EDITOR'S NOTE ON ABOVE.-This is the first time that we have heard fungoid growth in decaying leaves suggested as the cause of failure of seedlings under

conifer forest. Readers of the "Indian Forester " need hardly be told, that regeneration by self-sown seed is always very rare in conifer forest, owing to the strongly fibrous needles decomposing extremely slowly and thus forming not only a sour humus, but also a thick dead mass through which the taproot of the seedlings cannot reach down to the true soil below in time to escape the drought, which immediately follows after the growing season. For this reason it is always the practice on the continent of Europe to get rid of this layer of undecomposed needles in seed coupes either by driving cattle or pig over the area or by raking it into the soil below. The absence of young deodar and Pinus longifolia seedlings in forests of those species which have been protected from grazing and fire for some time is a well-known fact that has sometimes led to rather rash conclusions regarding the general necessity of light grazing, and, in one instance that we know of, even the utility of the deliberate firing of our forests! There is obviously much more in what " A. C. F." says than the mere inability of the taproot of seedlings to get through the undecomposed layer of needles before drought overtakes it; for why has he observed larch and other seedlings to remain unaf fected. We do not, however, believe that the fungus which converts the needles into vegetable mould is directly harmful, as "A. C. F." suspects. It is more probable that in the damp climate of England and Scotland the humus is at first sour, and that the particular acid present is harmful only to the seedlings of the species from the leaves of which it has been formed.
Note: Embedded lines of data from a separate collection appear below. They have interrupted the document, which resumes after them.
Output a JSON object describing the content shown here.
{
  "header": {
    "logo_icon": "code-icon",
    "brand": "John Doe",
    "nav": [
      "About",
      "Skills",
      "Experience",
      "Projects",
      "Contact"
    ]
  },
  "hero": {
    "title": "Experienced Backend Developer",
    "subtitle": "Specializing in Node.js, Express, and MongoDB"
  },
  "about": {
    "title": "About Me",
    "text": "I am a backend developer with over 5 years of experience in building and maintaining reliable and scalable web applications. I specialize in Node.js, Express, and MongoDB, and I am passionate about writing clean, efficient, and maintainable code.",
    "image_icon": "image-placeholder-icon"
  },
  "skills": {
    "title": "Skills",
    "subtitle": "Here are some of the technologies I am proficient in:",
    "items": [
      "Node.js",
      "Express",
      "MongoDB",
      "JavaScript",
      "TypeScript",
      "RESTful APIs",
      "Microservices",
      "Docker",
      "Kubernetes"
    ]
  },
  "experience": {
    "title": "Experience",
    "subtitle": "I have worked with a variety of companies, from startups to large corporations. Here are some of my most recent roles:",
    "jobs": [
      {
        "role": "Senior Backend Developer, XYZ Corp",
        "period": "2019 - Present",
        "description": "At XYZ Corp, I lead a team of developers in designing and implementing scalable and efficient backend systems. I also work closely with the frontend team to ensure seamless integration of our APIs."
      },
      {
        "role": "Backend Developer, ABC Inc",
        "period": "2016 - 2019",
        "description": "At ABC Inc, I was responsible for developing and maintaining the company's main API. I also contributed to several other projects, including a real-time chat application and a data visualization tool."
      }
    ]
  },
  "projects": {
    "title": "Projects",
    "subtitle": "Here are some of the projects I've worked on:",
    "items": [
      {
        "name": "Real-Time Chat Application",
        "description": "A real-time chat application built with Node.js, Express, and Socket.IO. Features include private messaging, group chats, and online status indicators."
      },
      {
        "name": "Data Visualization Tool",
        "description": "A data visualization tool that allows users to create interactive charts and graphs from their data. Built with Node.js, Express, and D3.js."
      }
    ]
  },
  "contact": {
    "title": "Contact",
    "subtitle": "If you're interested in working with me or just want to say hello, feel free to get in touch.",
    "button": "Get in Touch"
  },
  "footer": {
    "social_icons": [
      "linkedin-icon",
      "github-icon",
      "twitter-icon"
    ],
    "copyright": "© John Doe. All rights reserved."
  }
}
VALUE OF THE CHARCOAL OF DIFFERENT ENGLISH SPECIES.-The manufacture of charcoal forms an important item in the annual routine of a forester's duties. I am not aware, however, if any attempt has ever been made to find out which kind of wood produces the best charcoal for cooking purposes. The usual way in making charcoal is simply to put the wood into the kiln or retort, just as it comes to hand, all sorts being mixed together. There is also considerable difference of opinion amongst foresters on this point, some holding that oak is the best, while others are equally certain that beech is preferable, and so on. With the view of helping to solve this question, I lay before your readers the accompanying table, which has been compiled from the results of experiments conducted here, and which were specially entered upon to test the subject, and carried out with great care in every detail.

The two principal requisites in charcoal as a cooking agent are, first, the time it takes to boil a given quantity of water; and, secondly, how long it will keep that water at the boiling point.

All that is necessary in the carrying out of these experiments is to provide a small charcoal stove and a tin kettle. Being thus furnished, we begin by―

First.-Weighing out a quarter pound of each kind of charcoal. Second.-Measuring off a pint of water into the kettle, then setting it on the stove, and igniting the fire simultaneously.